A Love/Hate Relationship: Dealing with EHRs

Whether you view electronic health records as a lifesaver or a necessary evil, they are here to stay. While none have been deemed perfect, feedback shows they are gaining acceptance, begrudgingly or not.

The vast majority of U.S. providers and hospitals have completed the arduous task of converting their health records to digital. According to a Medscape survey of about 18,500 U.S. physicians, 83% are using electronic health records (EHR). The transition was often messy in the beginning, but how does the medical community feel about electronic systems now that they are the norm?

The answer to this question can be quite varied depending on the system a physician uses. The EHR market continues to be widely fragmented, with a whopping 22% of physicians using a system that has less than 1% of the market share. Epic holds the greatest market share at 23%, and the remaining 55% of physicians use one of 17 systems that hold market shares ranging from 1% to 9%.

While each of the many EHR programs has perks and quirks, a few consistent areas of feedback from physicians have emerged.

Practice Operations

Despite the tedious aspects of data entry, 63% of physicians surveyed think that the EHR has improved documentation at their practice. The ability to build detailed, searchable records has proven useful in making more precise decisions about patient care. Such documentation is especially important for diseases like diabetes that require constant monitoring and individualized treatment plans.

EHR systems can track data about a patient’s A1C levels, for example, and help identify relevant trends. This functionality proves enormously useful for a multitude of conditions ranging from asthma to obesity.

In addition to charting health indicators, better documentation allows for a more streamlined coding process. The increased efficiency bolsters revenue by saving time and ensuring that the necessary codes are all reported. Structured templates may further improve coding and billing.

The surveyed physicians were divided over the effect of EHRs on patient service, however. Although 32% felt that the digital system improved patient service, 38% thought that their EHR worsened service. A similar discrepancy applies to the clinical side, with 34% of physicians saying it betters clinical operations and 35% saying it worsens them.

Some physicians commented on specific aspects of EHR systems related to operations. “E-prescribing is awesome,” wrote one individual. Others claimed that electronic records are “more organized” and legible, and liked that the systems are “accessible from home after hours” and that they save all data in one place.

Doctor-Patient Relationships

In a major change from previous surveys, physicians felt overwhelmingly negative about the effects of EHR systems on patient encounters. Seventy percent claimed that electronic records decreased face-to-face time with patients. Although EHRs can increase efficiency in other areas, 57% of participating physicians also said that their digital system decreased their ability to see more patients.

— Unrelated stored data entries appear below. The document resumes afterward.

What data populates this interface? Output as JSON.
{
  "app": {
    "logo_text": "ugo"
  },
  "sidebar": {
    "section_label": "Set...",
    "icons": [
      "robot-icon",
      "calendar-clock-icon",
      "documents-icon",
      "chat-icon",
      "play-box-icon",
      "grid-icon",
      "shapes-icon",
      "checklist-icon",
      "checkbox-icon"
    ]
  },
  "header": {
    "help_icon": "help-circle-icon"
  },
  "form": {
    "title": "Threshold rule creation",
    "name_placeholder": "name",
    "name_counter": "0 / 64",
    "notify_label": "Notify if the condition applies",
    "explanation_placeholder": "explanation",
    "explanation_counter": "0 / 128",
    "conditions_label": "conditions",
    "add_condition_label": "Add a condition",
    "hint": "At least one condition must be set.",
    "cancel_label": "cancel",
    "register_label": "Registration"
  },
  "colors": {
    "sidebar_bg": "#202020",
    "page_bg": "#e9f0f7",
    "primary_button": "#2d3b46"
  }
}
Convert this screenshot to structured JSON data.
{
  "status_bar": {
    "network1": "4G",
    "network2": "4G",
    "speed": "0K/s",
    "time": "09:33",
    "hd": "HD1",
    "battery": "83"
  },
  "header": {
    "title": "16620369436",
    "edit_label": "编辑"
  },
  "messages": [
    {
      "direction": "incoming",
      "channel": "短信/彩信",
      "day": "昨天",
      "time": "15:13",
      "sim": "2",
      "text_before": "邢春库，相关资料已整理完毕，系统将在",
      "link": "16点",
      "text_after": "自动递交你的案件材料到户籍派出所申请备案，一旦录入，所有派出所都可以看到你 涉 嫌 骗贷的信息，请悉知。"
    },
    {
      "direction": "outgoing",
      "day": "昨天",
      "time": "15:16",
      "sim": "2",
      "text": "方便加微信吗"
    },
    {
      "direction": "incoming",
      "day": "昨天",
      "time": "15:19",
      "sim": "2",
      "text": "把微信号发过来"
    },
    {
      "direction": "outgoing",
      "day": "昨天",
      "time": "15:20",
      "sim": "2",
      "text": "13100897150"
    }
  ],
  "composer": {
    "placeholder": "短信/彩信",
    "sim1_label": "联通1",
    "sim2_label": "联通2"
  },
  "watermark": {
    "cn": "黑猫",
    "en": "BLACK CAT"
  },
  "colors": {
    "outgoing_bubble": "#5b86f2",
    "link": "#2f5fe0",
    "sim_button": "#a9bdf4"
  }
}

These negative changes are due to increased documentation time, which cuts into both appointments with patients and any available work time outside of appointments.

A decade ago, a team of researchers predicted that documentation time would continue to be a major issue with electronic records. They published a review of 23 time-efficiency papers in the Journal of the American Medical Informatics Association and found that bedside and point-of-care systems added 17.5% documentation time, while the use of central station desktops increased work time from 98.1% to 328.6% per physician shift.

“A goal of decreased documentation time in an EHR project is not likely to be realized,” the authors stated.


A 2014 study from Northwestern University gave more insight into how EHRs reduce patient interaction. The research showed that physicians using paper charts spent only 9% of the appointment time looking at the chart, while those using electronic records spent one-third of the visit looking at a computer screen. The study recommends making patients part of the EHR documentation process to increase interaction, rather than hiding the screen from them.

Finding a happy medium between accurate, thorough documentation and face-to-face time with patients remains one of the biggest EHR-related challenges. On the bright side, the survey showed that 35% of physicians feel they are better able to respond to patient issues and 33% think they more effectively manage patient treatment plans thanks to electronic records — compared to 27% and 26% who felt the opposite, respectively.

Down the EHR Road

Once physicians get used to an EHR, they seem to like it a lot more. With many late adopters finally going digital due to meaningful use deadlines, much of the negative feedback in the survey could be tied to frustrations of learning a new system. Over time, 81% of physicians surveyed said that they felt more comfortable with their EHR while 78% had already attested for stages one or two of meaningful use.

Additionally, 42% are somewhat or very satisfied with their EHR vendor, 17% are neutral, and 9% do not interact with their vendor — leaving a minority of 32% of providers who are unhappy with their vendor. Nonetheless, only 16% intend to change vendors for any reason.

Despite significant qualms with documentation inefficiencies, patient interaction, and the privacy concerns that come with any digital system, EHRs continue to increase in popularity. Physicians are certainly not 100% happy with the EHRs available to them, but seem to have accepted the loss of paper records. With any luck, the ongoing competition for market share among vendors will motivate improvements and upgrades.

Mapes is a Washington D.C.-based freelance writer and a regular contributor to Endocrine News. She wrote about the human epigenome in the August issue.